Parents in Canada today get information and advice from all sides on how they should be raising their kids. Figuring out what’s best is a challenge, especially when ideas about what’s best are in conflict. Parents know too that others will judge them on their choices, and on their practices. The work is hard, and often, they’re managing without much social support.
That is the world that sociologist and writer Gillian Ranson explores in this book. Drawing on interviews with 84 parents across Canada, she describes life on the ground with children ranging from infants to high-schoolers. She sets parents’ experiences in the context of recent research that examines changes in ideas about child development, shifting perceptions of risk, the effects of social media, and the anxiety about “parenting”—as a job, not a relationship—that seems to trouble many parents.

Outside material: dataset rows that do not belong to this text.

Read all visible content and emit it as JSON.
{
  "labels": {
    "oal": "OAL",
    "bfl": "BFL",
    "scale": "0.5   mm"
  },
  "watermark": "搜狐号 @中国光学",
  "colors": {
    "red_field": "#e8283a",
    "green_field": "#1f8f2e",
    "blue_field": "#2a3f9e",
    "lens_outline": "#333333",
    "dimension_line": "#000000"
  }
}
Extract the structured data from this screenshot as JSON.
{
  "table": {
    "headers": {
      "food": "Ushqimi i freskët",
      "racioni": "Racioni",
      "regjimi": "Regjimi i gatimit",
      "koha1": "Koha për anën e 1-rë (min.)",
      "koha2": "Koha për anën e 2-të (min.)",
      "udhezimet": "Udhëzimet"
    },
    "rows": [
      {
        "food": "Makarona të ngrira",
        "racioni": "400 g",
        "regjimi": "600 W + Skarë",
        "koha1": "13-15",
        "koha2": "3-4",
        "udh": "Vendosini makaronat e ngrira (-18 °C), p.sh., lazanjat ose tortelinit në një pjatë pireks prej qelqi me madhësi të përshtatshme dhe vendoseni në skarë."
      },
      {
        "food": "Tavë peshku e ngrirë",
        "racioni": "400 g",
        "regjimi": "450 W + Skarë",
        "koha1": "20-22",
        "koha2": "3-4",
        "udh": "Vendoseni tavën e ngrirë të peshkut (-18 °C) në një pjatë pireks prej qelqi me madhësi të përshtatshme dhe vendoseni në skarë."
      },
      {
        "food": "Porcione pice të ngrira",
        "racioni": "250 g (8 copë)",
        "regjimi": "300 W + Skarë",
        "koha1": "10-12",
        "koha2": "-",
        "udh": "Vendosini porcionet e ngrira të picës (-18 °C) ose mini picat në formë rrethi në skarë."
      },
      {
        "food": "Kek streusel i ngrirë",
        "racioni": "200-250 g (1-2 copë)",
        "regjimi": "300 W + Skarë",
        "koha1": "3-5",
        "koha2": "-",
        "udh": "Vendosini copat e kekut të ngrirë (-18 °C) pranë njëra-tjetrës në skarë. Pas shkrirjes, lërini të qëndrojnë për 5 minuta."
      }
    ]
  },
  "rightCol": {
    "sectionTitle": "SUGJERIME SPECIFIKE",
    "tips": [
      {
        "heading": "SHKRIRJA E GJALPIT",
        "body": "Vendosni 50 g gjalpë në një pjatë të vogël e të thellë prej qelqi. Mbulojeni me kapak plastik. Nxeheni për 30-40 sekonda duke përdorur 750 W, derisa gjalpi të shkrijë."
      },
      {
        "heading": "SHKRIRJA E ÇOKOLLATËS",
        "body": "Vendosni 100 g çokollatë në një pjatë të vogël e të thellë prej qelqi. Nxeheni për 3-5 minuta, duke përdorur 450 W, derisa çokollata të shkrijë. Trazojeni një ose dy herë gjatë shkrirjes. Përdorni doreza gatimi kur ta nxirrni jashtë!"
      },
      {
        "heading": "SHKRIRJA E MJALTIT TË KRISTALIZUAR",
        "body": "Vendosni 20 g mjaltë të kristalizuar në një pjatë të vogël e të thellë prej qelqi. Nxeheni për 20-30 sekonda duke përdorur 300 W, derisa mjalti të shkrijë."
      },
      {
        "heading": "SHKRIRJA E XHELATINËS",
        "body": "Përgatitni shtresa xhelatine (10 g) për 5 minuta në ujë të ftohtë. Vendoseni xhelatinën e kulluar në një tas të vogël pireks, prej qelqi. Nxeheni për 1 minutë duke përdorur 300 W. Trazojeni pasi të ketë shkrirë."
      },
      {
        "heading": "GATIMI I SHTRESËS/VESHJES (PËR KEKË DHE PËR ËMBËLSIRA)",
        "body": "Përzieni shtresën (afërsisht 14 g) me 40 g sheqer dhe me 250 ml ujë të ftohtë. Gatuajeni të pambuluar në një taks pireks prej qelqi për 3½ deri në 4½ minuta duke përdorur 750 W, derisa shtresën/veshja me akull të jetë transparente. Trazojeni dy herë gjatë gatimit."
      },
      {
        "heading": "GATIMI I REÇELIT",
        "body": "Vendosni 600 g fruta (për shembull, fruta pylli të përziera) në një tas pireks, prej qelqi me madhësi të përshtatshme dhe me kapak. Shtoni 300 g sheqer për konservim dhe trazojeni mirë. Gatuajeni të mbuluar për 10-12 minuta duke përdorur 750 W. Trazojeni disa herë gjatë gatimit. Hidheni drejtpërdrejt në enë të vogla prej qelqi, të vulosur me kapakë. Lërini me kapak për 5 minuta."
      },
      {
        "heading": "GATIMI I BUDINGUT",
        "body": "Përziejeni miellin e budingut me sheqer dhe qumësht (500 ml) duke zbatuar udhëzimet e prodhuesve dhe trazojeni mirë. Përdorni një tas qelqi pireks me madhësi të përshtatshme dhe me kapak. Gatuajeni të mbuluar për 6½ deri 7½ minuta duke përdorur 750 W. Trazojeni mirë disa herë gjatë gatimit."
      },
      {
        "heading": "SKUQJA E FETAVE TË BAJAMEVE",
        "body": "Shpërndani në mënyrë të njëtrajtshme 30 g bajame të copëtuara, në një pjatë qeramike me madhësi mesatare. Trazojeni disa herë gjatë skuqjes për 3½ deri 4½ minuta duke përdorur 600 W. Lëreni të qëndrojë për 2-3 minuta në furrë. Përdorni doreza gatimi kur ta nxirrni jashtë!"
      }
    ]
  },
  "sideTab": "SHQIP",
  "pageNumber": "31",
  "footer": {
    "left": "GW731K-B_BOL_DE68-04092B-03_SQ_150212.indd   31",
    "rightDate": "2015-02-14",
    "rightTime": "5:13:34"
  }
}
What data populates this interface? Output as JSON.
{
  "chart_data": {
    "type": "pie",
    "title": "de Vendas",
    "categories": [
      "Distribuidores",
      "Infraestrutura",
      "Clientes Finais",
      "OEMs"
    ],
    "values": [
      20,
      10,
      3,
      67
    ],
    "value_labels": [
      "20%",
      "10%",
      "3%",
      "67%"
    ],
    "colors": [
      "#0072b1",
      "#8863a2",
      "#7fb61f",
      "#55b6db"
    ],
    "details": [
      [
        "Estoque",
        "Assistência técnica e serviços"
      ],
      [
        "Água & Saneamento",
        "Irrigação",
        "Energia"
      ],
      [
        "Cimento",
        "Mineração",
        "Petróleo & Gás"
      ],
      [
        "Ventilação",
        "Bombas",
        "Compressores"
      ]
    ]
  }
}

But Ranson also finds parents who value their children’s uniqueness, and want to do what works for them, parents who recognize that children are often more resilient, and more capable, than we give them credit for. The real story, and the focus of the book, is the balance between what’s expected of parents and children (and by whom) and what actually happens in the homes and backyards and neighbourhoods of families across the country.
GILLIAN RANSON is a professor emerita of sociology at the University of Calgary. Her publications include Fathering, Masculinity and the Embodiment of Care (London: Palgrave Macmillan 2015) and Against the Grain: Couples, Gender and the Reframing of Parenting (University of Toronto Press, 2010).